Hint: This question is based on the concepts of chemical reactions of p-block elements. We need to understand the electron accepting and electron releasing abilities of p-block elements. Also, a lewis acid acts as electron acceptor while a lewis base donates electrons.

Complete answer:
(A) Boric acid is represented by the formula $ B{(OH)_3} $ . In cold water, boric acid is slightly soluble, while it is readily soluble in hot water. The chemical reaction can be represented as follows:
 $ B{(OH)_3} + 2{H_2}O \to {[B{(OH)_4}]^ - } + {H_3}{0^ + } $
(B) Diborane can be represented by the formula $ {B_2}{H_6} $ . It is also known as diboron hexahydride. Diborane is used as a reducing agent, a rubber vulcanizer, a catalyst for hydrocarbon polymerization, a flame-speed accelerator, and a doping agent in rocket propellants. It's also used in electronics to give pure crystals electrical properties.
The reaction of diborane with ammonia is shown below:
 $ 3{B_2}{H_6} + 6N{H_3} \to 2{B_3}{N_3}{H_6} + 12{H_2} $
Diborane reacts with ammonia to produce borazine and hydrogen.

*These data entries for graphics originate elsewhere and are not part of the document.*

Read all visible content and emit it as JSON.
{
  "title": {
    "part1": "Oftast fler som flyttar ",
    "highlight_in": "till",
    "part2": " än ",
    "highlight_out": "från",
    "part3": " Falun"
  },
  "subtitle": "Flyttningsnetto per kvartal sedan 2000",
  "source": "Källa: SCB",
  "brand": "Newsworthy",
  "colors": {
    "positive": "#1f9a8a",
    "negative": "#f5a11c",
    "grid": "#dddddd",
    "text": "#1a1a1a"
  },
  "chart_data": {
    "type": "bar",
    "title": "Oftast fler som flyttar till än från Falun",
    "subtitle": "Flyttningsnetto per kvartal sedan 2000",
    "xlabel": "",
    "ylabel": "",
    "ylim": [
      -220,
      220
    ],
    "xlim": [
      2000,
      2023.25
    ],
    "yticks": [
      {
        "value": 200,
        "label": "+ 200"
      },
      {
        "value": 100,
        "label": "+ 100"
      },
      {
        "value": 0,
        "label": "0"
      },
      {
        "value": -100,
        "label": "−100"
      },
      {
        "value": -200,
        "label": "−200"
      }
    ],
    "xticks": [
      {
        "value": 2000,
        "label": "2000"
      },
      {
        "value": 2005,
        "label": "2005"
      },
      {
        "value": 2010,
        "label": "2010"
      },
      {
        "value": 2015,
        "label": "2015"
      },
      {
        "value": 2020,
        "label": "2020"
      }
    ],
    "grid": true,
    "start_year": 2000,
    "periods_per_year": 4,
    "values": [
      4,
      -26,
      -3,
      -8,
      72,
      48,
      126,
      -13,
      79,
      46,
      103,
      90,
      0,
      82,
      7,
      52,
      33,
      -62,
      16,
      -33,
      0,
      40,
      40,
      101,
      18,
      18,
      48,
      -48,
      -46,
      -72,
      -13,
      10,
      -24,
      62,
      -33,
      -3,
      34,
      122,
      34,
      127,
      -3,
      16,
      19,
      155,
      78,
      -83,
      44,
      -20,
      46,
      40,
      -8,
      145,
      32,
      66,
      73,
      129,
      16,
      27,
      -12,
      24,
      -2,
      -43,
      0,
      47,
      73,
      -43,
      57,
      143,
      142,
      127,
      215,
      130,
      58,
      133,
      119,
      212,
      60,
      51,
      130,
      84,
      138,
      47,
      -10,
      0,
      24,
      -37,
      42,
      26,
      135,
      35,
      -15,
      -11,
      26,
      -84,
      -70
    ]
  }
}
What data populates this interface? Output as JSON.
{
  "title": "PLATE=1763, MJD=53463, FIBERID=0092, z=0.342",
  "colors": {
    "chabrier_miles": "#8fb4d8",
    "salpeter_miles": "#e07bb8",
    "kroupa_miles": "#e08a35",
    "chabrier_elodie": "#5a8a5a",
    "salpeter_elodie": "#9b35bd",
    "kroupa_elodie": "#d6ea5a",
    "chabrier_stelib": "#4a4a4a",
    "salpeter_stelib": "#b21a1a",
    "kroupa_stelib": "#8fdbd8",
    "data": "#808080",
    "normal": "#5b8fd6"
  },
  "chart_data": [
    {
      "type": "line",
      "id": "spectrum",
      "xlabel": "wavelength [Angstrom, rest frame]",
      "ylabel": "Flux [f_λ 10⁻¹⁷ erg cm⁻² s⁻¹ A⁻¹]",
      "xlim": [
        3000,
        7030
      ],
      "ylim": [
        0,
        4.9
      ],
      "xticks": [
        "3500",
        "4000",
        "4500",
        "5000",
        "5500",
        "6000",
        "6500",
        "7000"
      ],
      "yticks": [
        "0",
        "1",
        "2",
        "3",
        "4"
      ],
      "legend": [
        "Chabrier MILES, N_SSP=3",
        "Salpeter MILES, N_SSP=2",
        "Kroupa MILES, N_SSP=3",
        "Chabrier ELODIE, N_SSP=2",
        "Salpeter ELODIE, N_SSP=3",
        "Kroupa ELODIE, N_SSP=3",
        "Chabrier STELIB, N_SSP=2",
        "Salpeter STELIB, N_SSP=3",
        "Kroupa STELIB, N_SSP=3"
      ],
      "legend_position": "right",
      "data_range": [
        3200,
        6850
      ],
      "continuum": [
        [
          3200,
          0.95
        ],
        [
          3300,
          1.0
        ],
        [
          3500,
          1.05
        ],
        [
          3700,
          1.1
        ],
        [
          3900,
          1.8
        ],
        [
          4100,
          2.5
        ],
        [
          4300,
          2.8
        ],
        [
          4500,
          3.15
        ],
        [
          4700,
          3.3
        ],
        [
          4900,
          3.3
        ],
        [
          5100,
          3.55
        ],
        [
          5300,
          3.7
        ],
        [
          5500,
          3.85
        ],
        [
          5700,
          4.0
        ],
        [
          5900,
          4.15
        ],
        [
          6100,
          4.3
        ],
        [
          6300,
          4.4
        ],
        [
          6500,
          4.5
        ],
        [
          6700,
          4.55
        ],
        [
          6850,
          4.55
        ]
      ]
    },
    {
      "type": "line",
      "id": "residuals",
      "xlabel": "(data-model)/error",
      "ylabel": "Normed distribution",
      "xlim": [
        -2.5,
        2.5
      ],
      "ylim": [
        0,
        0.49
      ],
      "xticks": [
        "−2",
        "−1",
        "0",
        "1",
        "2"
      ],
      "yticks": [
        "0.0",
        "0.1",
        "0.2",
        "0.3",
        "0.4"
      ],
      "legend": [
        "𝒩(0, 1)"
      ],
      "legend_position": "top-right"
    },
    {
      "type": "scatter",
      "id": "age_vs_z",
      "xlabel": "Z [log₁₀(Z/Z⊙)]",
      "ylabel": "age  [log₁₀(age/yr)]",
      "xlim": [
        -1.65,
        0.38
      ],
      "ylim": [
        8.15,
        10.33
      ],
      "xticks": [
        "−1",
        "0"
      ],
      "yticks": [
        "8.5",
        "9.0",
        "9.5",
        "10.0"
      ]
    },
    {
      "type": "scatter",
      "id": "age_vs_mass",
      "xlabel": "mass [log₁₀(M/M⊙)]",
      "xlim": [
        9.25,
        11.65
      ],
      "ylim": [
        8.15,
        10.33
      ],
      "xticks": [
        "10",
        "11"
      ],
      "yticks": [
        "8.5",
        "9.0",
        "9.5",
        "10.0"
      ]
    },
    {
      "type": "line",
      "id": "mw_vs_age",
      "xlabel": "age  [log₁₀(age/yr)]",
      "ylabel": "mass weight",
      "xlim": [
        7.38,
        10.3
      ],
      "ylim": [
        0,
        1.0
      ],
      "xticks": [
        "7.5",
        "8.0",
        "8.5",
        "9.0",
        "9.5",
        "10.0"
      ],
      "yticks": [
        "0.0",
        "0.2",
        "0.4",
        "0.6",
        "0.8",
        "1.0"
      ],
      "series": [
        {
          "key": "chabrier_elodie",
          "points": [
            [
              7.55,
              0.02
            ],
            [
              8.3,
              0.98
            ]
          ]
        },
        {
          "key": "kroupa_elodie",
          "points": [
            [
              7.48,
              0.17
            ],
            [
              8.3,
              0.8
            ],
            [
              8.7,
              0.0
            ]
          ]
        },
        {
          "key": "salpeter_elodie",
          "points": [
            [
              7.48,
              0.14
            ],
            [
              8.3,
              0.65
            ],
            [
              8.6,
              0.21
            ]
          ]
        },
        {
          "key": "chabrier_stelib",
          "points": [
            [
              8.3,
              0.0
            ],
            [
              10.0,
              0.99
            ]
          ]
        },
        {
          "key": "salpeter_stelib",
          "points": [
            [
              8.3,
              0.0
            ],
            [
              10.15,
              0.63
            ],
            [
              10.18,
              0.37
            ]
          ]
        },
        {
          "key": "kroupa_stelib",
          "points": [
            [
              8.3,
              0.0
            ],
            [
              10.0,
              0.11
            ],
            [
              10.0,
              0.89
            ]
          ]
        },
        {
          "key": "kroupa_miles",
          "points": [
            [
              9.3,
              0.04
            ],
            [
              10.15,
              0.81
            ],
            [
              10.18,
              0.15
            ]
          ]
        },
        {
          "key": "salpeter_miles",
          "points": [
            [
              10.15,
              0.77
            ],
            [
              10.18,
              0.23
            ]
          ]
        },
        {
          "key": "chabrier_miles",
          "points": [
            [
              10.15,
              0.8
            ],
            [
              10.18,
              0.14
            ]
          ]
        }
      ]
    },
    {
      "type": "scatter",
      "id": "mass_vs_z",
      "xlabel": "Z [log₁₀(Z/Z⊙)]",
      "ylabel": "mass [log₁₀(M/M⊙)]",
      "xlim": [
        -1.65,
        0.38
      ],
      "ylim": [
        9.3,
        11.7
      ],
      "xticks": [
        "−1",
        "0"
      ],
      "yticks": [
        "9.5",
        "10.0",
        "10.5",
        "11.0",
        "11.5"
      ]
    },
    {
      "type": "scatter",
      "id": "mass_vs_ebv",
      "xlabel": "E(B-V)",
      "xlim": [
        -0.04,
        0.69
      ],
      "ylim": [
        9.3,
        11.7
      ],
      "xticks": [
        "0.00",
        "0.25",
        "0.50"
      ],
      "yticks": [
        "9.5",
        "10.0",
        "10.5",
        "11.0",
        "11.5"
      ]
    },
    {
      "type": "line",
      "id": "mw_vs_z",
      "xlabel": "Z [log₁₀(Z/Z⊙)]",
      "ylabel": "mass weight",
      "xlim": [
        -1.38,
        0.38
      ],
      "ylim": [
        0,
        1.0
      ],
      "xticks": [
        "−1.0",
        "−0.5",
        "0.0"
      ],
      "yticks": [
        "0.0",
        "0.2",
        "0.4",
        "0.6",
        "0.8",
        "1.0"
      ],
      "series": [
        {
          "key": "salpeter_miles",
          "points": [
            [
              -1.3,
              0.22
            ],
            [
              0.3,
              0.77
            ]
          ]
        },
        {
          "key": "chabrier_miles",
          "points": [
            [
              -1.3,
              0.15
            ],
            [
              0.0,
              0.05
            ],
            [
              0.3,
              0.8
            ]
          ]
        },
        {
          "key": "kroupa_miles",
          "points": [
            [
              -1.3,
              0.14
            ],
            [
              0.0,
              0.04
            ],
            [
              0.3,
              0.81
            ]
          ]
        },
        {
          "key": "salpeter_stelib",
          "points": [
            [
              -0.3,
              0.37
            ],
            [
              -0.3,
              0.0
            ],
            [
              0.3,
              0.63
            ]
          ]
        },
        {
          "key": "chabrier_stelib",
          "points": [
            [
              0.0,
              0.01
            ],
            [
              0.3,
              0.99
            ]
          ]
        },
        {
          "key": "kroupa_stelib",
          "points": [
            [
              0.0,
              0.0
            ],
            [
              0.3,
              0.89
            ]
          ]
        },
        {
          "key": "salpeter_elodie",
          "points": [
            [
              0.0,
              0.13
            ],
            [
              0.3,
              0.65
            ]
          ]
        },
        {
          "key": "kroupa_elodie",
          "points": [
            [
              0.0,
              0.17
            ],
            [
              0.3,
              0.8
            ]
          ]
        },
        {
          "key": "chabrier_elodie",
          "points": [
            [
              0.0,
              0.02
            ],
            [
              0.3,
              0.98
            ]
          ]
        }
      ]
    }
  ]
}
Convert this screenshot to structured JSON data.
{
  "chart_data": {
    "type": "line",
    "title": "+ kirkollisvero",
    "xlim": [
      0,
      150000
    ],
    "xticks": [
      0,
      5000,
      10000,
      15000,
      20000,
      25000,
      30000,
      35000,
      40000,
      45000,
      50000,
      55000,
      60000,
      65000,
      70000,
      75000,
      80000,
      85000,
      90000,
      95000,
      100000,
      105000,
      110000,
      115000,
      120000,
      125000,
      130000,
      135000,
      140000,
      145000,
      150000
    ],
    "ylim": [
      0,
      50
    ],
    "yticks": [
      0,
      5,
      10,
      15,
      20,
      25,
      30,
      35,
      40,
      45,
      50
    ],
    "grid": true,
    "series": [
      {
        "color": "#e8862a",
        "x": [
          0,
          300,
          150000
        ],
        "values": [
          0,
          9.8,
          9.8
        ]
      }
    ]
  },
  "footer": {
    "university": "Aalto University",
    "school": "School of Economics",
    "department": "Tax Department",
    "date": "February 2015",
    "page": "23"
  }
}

(C) $ B{F_3} $ is a lewis acid, so it accepts electrons from a donor. $ N{H_3} $ is a lewis base, so it donates electrons. The reaction between these two compounds results in the formation of a complete octet around $ B $ in $ B{F_3} $ . The reaction can be represented as:
 $ B{F_3} + :N{H_3} \to {F_3}B \leftarrow :N{H_3} $.

Note:
Since they have a tendency to lose an electron, P block elements are lustrous and typically good conductors of electricity and heat. In a P-block element like gallium, you'll find some incredible properties of elements. It's a metal that can easily melt in your palm. Silicon is also a key component of glass, making it one of the most common metalloids in the p-block community.